Fortunately, a few men on the shore grabbed Deanne before she was forced over the falls, but Roger and James weren’t so lucky. Both were thrown over Horseshoe Falls into the rapids and rocks below. James didn’t survive, but Roger miraculously made it out completely uninjured, with only a mild case of shock. He had been wearing a life jacket at the time and was rescued by the Maid of the Mist, a boat at the bottom of the falls. What makes this story of survival even more amazing is that at the time, Woodard was only seven years old. He has since found a passion for boating—though he does his best to avoid monstrous waterfalls.
39 Kilometers (128,000 Ft)
What makes Felix Baumgartner’s fall so amazing isn’t the landing (he had a parachute), but rather what happened to his body during the drop. In 2012, he became the first person to break the sound barrier, unprotected and under his own power. His 39-kilometer adrenaline rush crushed the previous record set by Joe Kittinger and reached speeds of up to 1,342 kph (834 mph). Baungartner’s body was pushed to its limits once he entered the stratosphere, as he went into a dangerous spin. The flat spin, as it’s known, has proven deadly for many, causing blood to rush to the brain due to the centripetal force.
It took Baumgartner a full four minutes to make the descent from space to the soil of New Mexico. He managed to remained conscious throughout the fall, avoiding another risk that jumping from space brings. Had Baumgartner passed out, it’s likely that his flat spin would’ve killed him. The famous daredevil has since retired and has claimed that he didn’t enjoy the record-breaking space jump.
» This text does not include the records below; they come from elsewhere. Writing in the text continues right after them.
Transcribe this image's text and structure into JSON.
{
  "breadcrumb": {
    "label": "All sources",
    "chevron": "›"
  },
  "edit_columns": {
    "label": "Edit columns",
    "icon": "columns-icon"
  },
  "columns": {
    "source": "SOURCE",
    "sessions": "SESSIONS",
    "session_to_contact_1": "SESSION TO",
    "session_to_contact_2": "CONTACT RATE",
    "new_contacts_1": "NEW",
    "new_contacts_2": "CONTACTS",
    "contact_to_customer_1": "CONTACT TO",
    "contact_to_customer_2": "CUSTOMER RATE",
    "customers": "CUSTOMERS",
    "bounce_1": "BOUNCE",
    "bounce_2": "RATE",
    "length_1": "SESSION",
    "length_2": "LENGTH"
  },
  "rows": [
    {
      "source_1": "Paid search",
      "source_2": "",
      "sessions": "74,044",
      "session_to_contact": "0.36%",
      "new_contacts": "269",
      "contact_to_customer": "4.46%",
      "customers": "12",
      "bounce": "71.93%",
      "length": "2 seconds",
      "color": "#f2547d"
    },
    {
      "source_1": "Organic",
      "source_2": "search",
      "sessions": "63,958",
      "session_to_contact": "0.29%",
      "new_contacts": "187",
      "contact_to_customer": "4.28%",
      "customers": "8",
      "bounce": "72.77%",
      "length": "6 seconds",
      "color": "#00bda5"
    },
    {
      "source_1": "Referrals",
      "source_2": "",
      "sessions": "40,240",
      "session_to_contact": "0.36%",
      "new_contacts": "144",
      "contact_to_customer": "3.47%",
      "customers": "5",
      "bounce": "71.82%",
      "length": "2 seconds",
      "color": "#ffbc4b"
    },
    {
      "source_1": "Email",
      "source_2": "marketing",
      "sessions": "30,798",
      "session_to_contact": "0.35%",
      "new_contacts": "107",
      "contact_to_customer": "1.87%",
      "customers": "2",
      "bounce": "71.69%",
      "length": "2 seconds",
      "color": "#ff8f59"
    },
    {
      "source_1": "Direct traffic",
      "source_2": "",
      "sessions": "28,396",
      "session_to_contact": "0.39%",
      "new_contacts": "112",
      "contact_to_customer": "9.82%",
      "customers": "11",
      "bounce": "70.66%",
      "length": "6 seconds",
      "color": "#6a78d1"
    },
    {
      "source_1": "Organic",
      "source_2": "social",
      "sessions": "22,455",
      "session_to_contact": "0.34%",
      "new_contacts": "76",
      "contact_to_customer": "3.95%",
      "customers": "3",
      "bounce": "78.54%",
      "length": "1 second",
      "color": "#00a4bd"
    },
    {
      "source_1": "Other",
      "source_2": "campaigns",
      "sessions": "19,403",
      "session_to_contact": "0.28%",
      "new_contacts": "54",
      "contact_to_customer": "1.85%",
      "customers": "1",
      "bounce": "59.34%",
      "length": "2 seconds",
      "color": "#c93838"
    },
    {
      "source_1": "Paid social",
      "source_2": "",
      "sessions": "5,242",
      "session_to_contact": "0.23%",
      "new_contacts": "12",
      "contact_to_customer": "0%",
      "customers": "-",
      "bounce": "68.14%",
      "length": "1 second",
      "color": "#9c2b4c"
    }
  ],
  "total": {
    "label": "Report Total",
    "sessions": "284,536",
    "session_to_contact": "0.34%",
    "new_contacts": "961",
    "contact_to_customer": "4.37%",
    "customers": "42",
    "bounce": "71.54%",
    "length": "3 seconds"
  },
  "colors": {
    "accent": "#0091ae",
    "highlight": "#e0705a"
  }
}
6.7 Kilometers (22,000 Ft)
Steve Fossett is mostly known for being the first person to navigate non-stop around the world in a hot air balloon. However, he also survived a 6.7-kilometer (22,000 ft) fall without injury. In 1998, he set out to circle the globe nonstop for the fourth time in his hot air balloon the Solo Spirit. He had completed about 60 percent of his journey when he decided to travel through a rough storm over the Coral Sea. Hail ripped through his balloon and his basket began a rapid descent toward the rough waters. Bracing for impact and expecting the worst, Fossett hit the ocean only to find himself completely uninjured with his capsule on fire. He grabbed a life raft to escape the burning basket and was forced to spend 10 hours in the open ocean surrounded by sharks until he was rescued.
1.8 Kilometers (6,000 Ft)
James Boole is an experienced skydiver with over 2,000 jumps under his belt. In 2009, he was shooting a documentary about another skydiver in Russia’s snowy Kamchatka mountain. The man he was filming with was supposed to signal for Boole to open his parachute around 200m (656 ft) above the ground. The signal never came, and Boole was so engrossed in his filming that he didn’t realize until he was 20 meters (65 ft) from slamming into the ground. He immediately deployed his chute, but it did very little to slow his fall. His impact made a crater over one meter deep in the snow and he quickly lost consciousness as others rushed to his aid. It took him over an hour to get treatment for his severely broken back and ribs, as well as a badly injured lung, but he somehow made a full recovery, and even intended to continue skydiving.